Prime Minister Julia Gillard sat down to dinner last night with three gay couples in a reminder that beyond leadership tensions with Foreign Minister Kevin Rudd a queue of other controversies lies ahead of her.
The dinner with Gillard - who is firmly of the belief that marriage can only exist between man and woman - was won by the internet-based political activist group GetUp with a winning bid of A$31,000 ($37,634) in an auction at last year's National Press Club midwinter ball. GetUp passed the meal on to the couples.
But as it was being prepared at The Lodge, Gillard's official Canberra residence, more trouble was erupting in Queensland.
A 19-year-old Labor Party candidate in next month's state election was outed as the author of an anti-gay rant on the internet, while opponents of same-sex marriage celebrated confirmation Queensland's new civil unions law would be dumped by an incoming conservative Government.
Polls predict that the Liberal National Party will crush Premier Anna Bligh's Labor Administration.
Gay marriage is now firmly on the federal agenda following the Labor national conference decision to accept it as policy and to allow Labor MPs a conscience vote on the issue.

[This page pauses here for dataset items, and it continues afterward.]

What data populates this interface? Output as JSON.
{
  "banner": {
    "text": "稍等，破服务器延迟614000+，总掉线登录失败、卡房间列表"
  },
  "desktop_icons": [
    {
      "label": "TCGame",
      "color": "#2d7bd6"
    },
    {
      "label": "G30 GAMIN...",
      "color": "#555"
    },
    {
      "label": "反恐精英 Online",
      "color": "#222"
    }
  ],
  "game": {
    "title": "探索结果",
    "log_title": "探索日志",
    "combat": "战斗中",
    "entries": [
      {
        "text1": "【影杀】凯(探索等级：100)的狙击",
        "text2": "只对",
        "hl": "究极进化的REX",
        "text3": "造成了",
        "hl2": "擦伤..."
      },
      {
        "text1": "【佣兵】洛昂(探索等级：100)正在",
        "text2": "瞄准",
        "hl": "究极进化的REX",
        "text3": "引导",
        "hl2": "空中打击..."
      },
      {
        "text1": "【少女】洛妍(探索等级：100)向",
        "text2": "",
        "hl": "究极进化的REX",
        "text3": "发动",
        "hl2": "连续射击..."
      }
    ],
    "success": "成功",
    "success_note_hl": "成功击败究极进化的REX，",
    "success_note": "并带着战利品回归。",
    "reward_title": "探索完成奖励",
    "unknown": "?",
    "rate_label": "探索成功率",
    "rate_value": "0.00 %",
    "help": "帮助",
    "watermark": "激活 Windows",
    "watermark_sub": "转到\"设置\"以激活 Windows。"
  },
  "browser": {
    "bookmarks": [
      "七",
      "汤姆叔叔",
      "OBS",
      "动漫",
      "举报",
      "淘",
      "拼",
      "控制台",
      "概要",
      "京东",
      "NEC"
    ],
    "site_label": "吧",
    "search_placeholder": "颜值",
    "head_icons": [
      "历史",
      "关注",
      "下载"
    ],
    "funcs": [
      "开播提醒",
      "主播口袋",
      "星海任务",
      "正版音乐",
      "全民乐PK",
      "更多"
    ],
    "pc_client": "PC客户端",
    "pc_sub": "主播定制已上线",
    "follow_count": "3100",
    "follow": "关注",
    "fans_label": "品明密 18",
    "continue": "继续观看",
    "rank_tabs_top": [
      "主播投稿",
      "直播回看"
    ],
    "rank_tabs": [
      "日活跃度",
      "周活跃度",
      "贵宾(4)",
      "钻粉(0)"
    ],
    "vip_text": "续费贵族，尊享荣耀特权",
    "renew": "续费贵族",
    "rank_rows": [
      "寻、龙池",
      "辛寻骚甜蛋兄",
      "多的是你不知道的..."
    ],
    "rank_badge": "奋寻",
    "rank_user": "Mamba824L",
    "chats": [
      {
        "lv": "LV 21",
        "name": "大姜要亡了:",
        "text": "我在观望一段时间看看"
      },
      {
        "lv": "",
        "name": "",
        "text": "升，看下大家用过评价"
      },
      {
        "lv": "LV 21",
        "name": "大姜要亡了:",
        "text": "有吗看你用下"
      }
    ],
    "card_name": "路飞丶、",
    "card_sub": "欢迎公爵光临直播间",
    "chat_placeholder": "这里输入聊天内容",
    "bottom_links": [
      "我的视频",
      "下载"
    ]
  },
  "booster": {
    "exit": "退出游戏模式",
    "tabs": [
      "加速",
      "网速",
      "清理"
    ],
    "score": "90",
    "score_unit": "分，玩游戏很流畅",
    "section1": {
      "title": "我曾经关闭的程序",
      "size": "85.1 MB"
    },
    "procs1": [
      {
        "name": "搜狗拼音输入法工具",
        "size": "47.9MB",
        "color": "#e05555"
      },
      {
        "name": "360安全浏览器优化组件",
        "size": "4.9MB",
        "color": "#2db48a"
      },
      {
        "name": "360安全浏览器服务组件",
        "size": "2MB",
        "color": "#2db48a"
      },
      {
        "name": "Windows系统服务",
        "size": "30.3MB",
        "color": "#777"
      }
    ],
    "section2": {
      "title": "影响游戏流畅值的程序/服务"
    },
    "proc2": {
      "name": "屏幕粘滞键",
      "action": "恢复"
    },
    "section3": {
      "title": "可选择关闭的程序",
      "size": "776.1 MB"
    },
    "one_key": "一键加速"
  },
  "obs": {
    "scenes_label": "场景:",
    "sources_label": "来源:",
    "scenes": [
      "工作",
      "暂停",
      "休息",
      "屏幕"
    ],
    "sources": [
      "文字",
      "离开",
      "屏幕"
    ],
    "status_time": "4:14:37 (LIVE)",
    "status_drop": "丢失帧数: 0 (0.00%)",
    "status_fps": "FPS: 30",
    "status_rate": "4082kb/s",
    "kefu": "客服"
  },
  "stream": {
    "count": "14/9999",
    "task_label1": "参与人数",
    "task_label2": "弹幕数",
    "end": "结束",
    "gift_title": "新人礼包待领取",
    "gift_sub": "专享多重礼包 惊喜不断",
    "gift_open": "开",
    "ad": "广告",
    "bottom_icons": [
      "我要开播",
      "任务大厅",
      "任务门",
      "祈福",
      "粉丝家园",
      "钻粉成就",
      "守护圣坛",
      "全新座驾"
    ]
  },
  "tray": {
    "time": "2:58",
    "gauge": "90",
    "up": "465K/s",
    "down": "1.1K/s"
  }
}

The Greens have introduced a same-sex marriage bill in the Senate, while two others have been proposed in the Lower House by Labor, Greens and Independent members.
But the chances of success are slim, with some members of the minority Labor Government opposed and Opposition Leader Tony Abbott making clear his view that Coalition MPs should vote against the proposal.
The couples meeting Gillard hoped they could soften Gillard's opposition.
"The main premise of the dinner really is to put a human face to the issue and just to discuss our own personal circumstances, our own lives with the Prime Minister," Melbourne butcher John Dini said.
His partner, Steve Russell, said it was only a matter of time before gay marriage became legal.
Meanwhile, the Queensland Labor Party expelled candidate Peter Watson after he admitted posting claims on the internet linking homosexuality to paedophilia and describing gays as social degenerates. Bligh said she was furious Watson had been endorsed.